One year after hurricane Mitch, Lucia is pregnant and ready to start a new life. She says the workshops have helped her come to accept what has happened. She now participates in re-building her community and is part of a housing reconstruction committee for rebuilding houses.
Wounds run deep
The psychologists at the Centro Ecumenico Antonio Valdevieso are discovering that the people's wounds are much deeper than they believed, in most cases the people are not only traumatized by the disaster, but in the case of many women, by the everyday violence they have experienced and are experiencing against them.
The workshops given by the team at the Centro Ecumenico Antonio Valdevieso are based on, in part, on Recuperacion Psicosocial a guide written by Dr. Gilbert Brenson Lazan, an American psychologist, after the Volcano Arenas in Colombia erupted killing 20,000 people. The guide helps facilitators assist others in crisis and disasters.
Lazan came to Nicaragua to give workshops in which Cabrera and Nora Ligia, psychologists from the Centro Ecumenico Antonio Valdevieso, participated.
He says there are certain reactions which people will experience after they have gone through such a trauma. The immediate reaction will be a state of shock, then physical symptoms may arise.
We have observed that many people have headaches, are very tense, depressed, are experiencing nightmares and are afraid of the rain because it makes them remember everything that happened.
The workshops provide a space for the people to deal with the pain. It is crucial, says Martha Cabrera, that the people do not repress their symptoms and that they try to talk about what happened.
During the workshops, the psychologists teach methods of relaxation such as how to breathe properly, meditation, visualization (where the people imagine a safe place) and Tai Chi. They also emphasis the importance of eating properly, getting plenty of rest, strengthening their faith, talking to family members and friends. They are also taught how to deal with a crisis should another one ever happen.
Just the thought of hurricane Mitch makes some people in Santa Maria nervous. It's been difficult enough dealing with the torrential rains that battered Nicaragua last month, taking the lives of some people.
Plastic houses
They must also deal with the conditions in which they are living - about 250 families live in temporary plastic houses; they all must line up to get water from the same well; they remain completely dependent on food-for-work programs; the latrines are in rough shape; the children and youth are not in school; family violence, alcoholism and drug abuse have increased.
The orphans taken in by other family members lack attention. Little Oscar, one of these orphans, can't seem to get enough attention and clings to every visitor to the community.

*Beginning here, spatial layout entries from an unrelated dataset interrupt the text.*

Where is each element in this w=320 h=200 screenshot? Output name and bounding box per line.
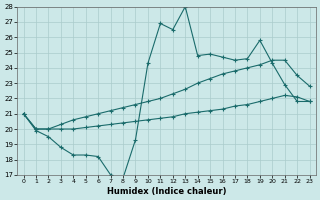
X-axis label: Humidex (Indice chaleur): Humidex (Indice chaleur) xyxy=(107,187,226,196)
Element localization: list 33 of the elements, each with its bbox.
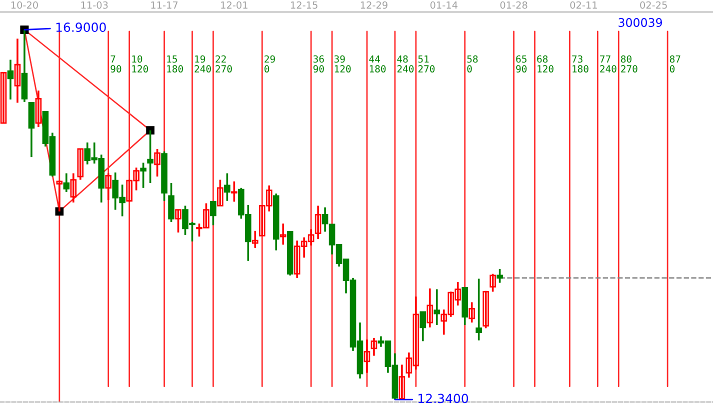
annotation: 16.9000 <box>56 22 106 32</box>
candlestick <box>0 72 7 124</box>
annotation: 77 240 <box>600 55 616 73</box>
x-tick-label: 02-25 <box>640 1 667 9</box>
x-tick-label: 01-14 <box>430 1 458 9</box>
annotation: 87 0 <box>670 55 680 73</box>
annotation: 58 0 <box>467 55 478 73</box>
x-tick-label: 10-20 <box>11 1 38 9</box>
annotation: 51 270 <box>418 55 435 73</box>
annotation: 68 120 <box>537 55 554 73</box>
annotation: 73 180 <box>572 55 588 73</box>
x-tick-label: 11-03 <box>81 1 108 9</box>
annotation: 15 180 <box>167 55 183 73</box>
chart-title: 300039 <box>618 18 662 27</box>
x-tick-label: 12-29 <box>360 1 388 9</box>
annotation: 80 270 <box>621 55 638 73</box>
annotation: 65 90 <box>516 55 527 73</box>
annotation: 44 180 <box>369 55 386 73</box>
candlestick <box>140 162 146 189</box>
x-tick-label: 02-11 <box>570 1 597 9</box>
annotation: 29 0 <box>264 55 275 73</box>
x-tick-label: 12-01 <box>221 1 248 9</box>
x-tick-label: 11-17 <box>151 2 178 9</box>
annotation: 22 270 <box>216 55 232 73</box>
annotation: 7 90 <box>110 55 122 73</box>
annotation: 19 240 <box>194 55 211 73</box>
x-tick-label: 12-15 <box>291 1 318 9</box>
x-tick-label: 01-28 <box>500 1 528 9</box>
annotation: 10 120 <box>132 55 148 73</box>
annotation: 48 240 <box>397 55 414 73</box>
annotation: 39 120 <box>334 55 351 73</box>
annotation: 12.3400 <box>418 394 468 404</box>
annotation: 36 90 <box>313 55 324 73</box>
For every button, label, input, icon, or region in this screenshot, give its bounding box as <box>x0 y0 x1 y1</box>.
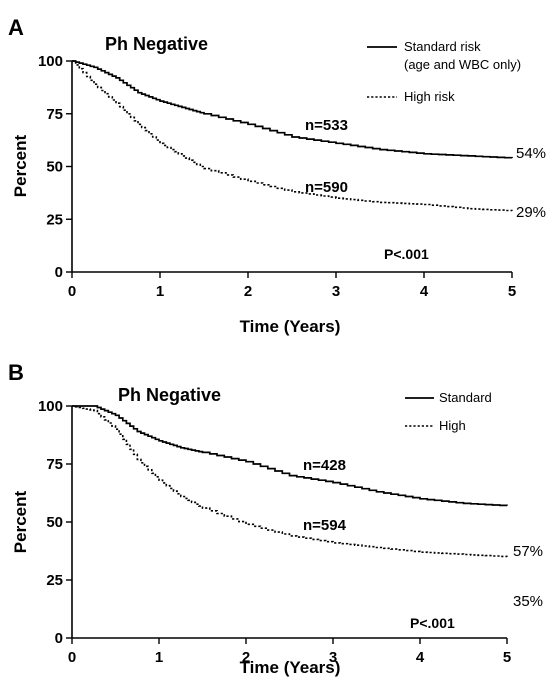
y-axis-title: Percent <box>11 490 30 553</box>
n-label: n=533 <box>305 117 348 134</box>
x-tick-label: 3 <box>332 283 340 300</box>
legend-entry: Standard risk <box>404 39 481 54</box>
n-label: n=428 <box>303 457 346 474</box>
legend-entry: High <box>439 418 466 433</box>
x-tick-label: 1 <box>156 283 164 300</box>
y-tick-label: 25 <box>46 572 63 589</box>
x-tick-label: 5 <box>503 649 511 666</box>
x-tick-label: 1 <box>155 649 163 666</box>
y-tick-label: 50 <box>46 159 63 176</box>
y-tick-label: 100 <box>38 53 63 70</box>
end-percent-label: 57% <box>513 543 543 560</box>
y-axis-title: Percent <box>11 134 30 197</box>
y-tick-label: 100 <box>38 398 63 415</box>
n-label: n=594 <box>303 517 347 534</box>
chart-subtitle: Ph Negative <box>118 385 221 405</box>
end-percent-label: 35% <box>513 593 543 610</box>
p-value-label: P<.001 <box>410 615 455 631</box>
x-tick-label: 2 <box>244 283 252 300</box>
standard-risk-curve <box>72 405 508 507</box>
end-percent-label: 29% <box>516 204 546 221</box>
standard-risk-curve <box>72 60 513 159</box>
y-tick-label: 0 <box>55 264 63 281</box>
chart-subtitle: Ph Negative <box>105 34 208 54</box>
y-tick-label: 25 <box>46 211 63 228</box>
panel-letter: A <box>8 15 24 40</box>
high-risk-curve <box>72 60 513 212</box>
x-tick-label: 0 <box>68 283 76 300</box>
x-tick-label: 5 <box>508 283 516 300</box>
x-tick-label: 0 <box>68 649 76 666</box>
x-tick-label: 2 <box>242 649 250 666</box>
high-risk-curve <box>72 405 508 558</box>
legend-entry-note: (age and WBC only) <box>404 57 521 72</box>
end-percent-label: 54% <box>516 145 546 162</box>
x-tick-label: 4 <box>420 283 429 300</box>
n-label: n=590 <box>305 179 348 196</box>
y-tick-label: 50 <box>46 514 63 531</box>
x-tick-label: 4 <box>416 649 425 666</box>
x-axis-title: Time (Years) <box>240 317 341 336</box>
y-tick-label: 0 <box>55 630 63 647</box>
p-value-label: P<.001 <box>384 246 429 262</box>
legend-entry: Standard <box>439 390 492 405</box>
y-tick-label: 75 <box>46 106 63 123</box>
y-tick-label: 75 <box>46 456 63 473</box>
x-tick-label: 3 <box>329 649 337 666</box>
legend-entry: High risk <box>404 89 455 104</box>
x-axis-title: Time (Years) <box>240 658 341 677</box>
panel-letter: B <box>8 360 24 385</box>
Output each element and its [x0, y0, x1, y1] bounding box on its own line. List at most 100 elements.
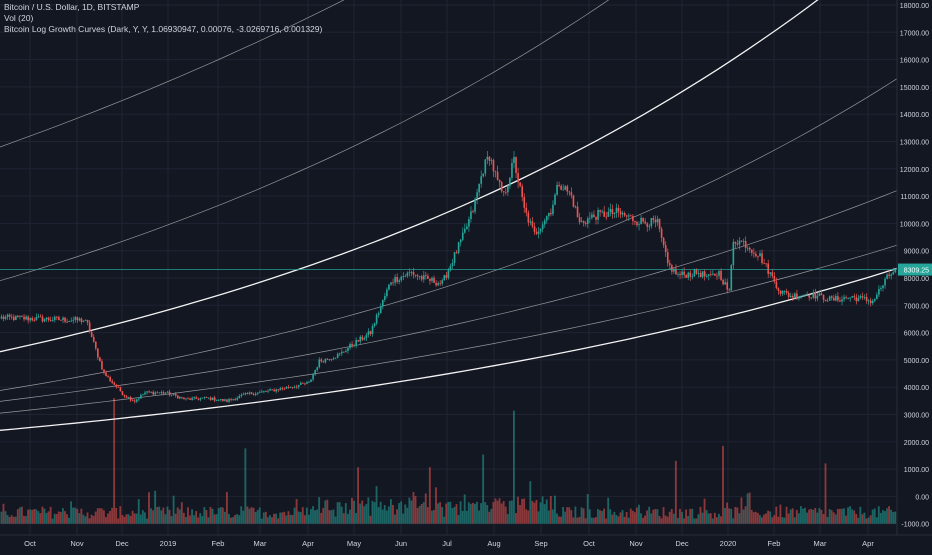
- volume-bar: [765, 513, 767, 524]
- candle-body: [101, 361, 103, 370]
- candle-body: [451, 262, 454, 266]
- volume-bar: [529, 481, 532, 524]
- volume-bar: [156, 507, 159, 524]
- volume-bar: [402, 513, 405, 524]
- volume-bar: [10, 515, 13, 524]
- volume-bar: [113, 398, 116, 524]
- candle-body: [521, 186, 524, 198]
- volume-bar: [37, 511, 40, 524]
- volume-bar: [94, 511, 97, 524]
- candle-body: [10, 316, 13, 318]
- volume-bar: [545, 499, 548, 524]
- volume-bar: [74, 507, 77, 524]
- candle-body: [623, 213, 626, 216]
- volume-bar: [262, 512, 265, 524]
- candle-body: [345, 350, 347, 352]
- candle-body: [47, 317, 50, 320]
- candle-body: [201, 397, 204, 399]
- volume-bar: [738, 513, 741, 524]
- candle-body: [19, 316, 21, 317]
- symbol-title[interactable]: Bitcoin / U.S. Dollar, 1D, BITSTAMP: [4, 2, 140, 12]
- price-tick-label: 10000.00: [900, 221, 929, 228]
- time-tick-label: Nov: [70, 539, 84, 548]
- candle-body: [601, 211, 603, 213]
- volume-bar: [131, 510, 134, 524]
- volume-bar: [256, 510, 259, 524]
- volume-bar: [246, 506, 249, 524]
- volume-bar: [205, 509, 208, 524]
- candle-body: [511, 163, 513, 178]
- candle-body: [209, 397, 212, 401]
- candle-body: [320, 359, 323, 362]
- volume-bar: [601, 510, 603, 524]
- volume-bar: [12, 516, 15, 524]
- candle-body: [605, 216, 608, 218]
- log-growth-curve: [0, 244, 898, 414]
- candle-body: [472, 211, 474, 213]
- volume-bar: [234, 514, 237, 524]
- volume-bar: [394, 514, 396, 524]
- log-growth-indicator-label[interactable]: Bitcoin Log Growth Curves (Dark, Y, Y, 1…: [4, 24, 323, 34]
- candle-body: [125, 396, 128, 398]
- candle-body: [275, 389, 278, 392]
- price-tick-label: 5000.00: [904, 358, 929, 365]
- volume-bar: [478, 510, 480, 524]
- candle-body: [892, 272, 895, 275]
- candle-body: [437, 283, 439, 286]
- candle-body: [685, 274, 688, 278]
- volume-bar: [64, 511, 66, 524]
- price-tick-label: 8000.00: [904, 276, 929, 283]
- candle-body: [634, 221, 636, 223]
- volume-bar: [652, 509, 655, 524]
- volume-bar: [728, 508, 731, 524]
- candle-body: [258, 391, 261, 393]
- candle-body: [816, 295, 819, 299]
- candle-body: [789, 295, 792, 297]
- candle-body: [297, 384, 300, 388]
- volume-bar: [676, 517, 679, 524]
- volume-bar: [457, 514, 460, 524]
- volume-bar: [699, 506, 702, 524]
- time-tick-label: Sep: [534, 539, 547, 548]
- volume-bar: [631, 510, 634, 524]
- candle-body: [299, 382, 302, 385]
- candle-body: [429, 278, 431, 281]
- volume-bar: [674, 460, 677, 524]
- volume-bar: [865, 518, 868, 524]
- candle-body: [779, 290, 782, 294]
- volume-bar: [592, 517, 595, 524]
- volume-indicator-label[interactable]: Vol (20): [4, 13, 34, 23]
- candle-body: [474, 198, 476, 212]
- candle-body: [597, 210, 599, 220]
- volume-bar: [597, 509, 599, 524]
- volume-bar: [143, 512, 146, 524]
- volume-bar: [459, 501, 462, 524]
- candle-body: [215, 400, 218, 402]
- candle-body: [543, 220, 546, 225]
- candle-body: [306, 382, 308, 384]
- volume-bar: [29, 509, 32, 524]
- volume-bar: [689, 508, 692, 524]
- volume-bar: [184, 516, 187, 524]
- candle-body: [410, 271, 413, 273]
- candle-body: [252, 394, 255, 395]
- volume-bar: [125, 514, 128, 524]
- candle-body: [615, 207, 618, 214]
- volume-bar: [463, 494, 466, 524]
- volume-bar: [746, 493, 749, 524]
- volume-bar: [713, 512, 716, 524]
- candle-body: [447, 270, 450, 278]
- candle-body: [228, 399, 230, 402]
- volume-bar: [793, 517, 796, 524]
- log-growth-curve: [0, 0, 345, 148]
- candle-body: [707, 274, 710, 276]
- volume-bar: [154, 490, 157, 524]
- volume-bar: [802, 508, 804, 524]
- volume-bar: [607, 497, 610, 524]
- candle-body: [60, 319, 62, 321]
- volume-bar: [111, 507, 114, 524]
- volume-bar: [277, 518, 280, 524]
- candle-body: [871, 300, 874, 304]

In response to this, the Centro Ecumenico Antonio Valdevieso is entering its second phase of work - community development. This means we are interested in attending to both the physical and emotional needs of the people.
While providing continued emotional support, four psychologists, two social workers, an anthropologist and, myself, a popular education teacher, are organizing the people of Santa Maria to integrate the children and youth back into the school system as soon as possible and provide workshops on family violence and soya production to women and youth.
Until now the group has received financial support from CUSO, ASODEL and US Aid. Although we are just beginning the brunt of our work in Santa Maria, financial aid is drying up. I am shocked to see the people still living in black or white plastic houses under the scorching heat and I feel sad when I hear their stories.
Although I have shared the grief and the loss of many, I return from there every week marvelling at the strength of the people and I am filled with the admiration for their capacity to sustain hope.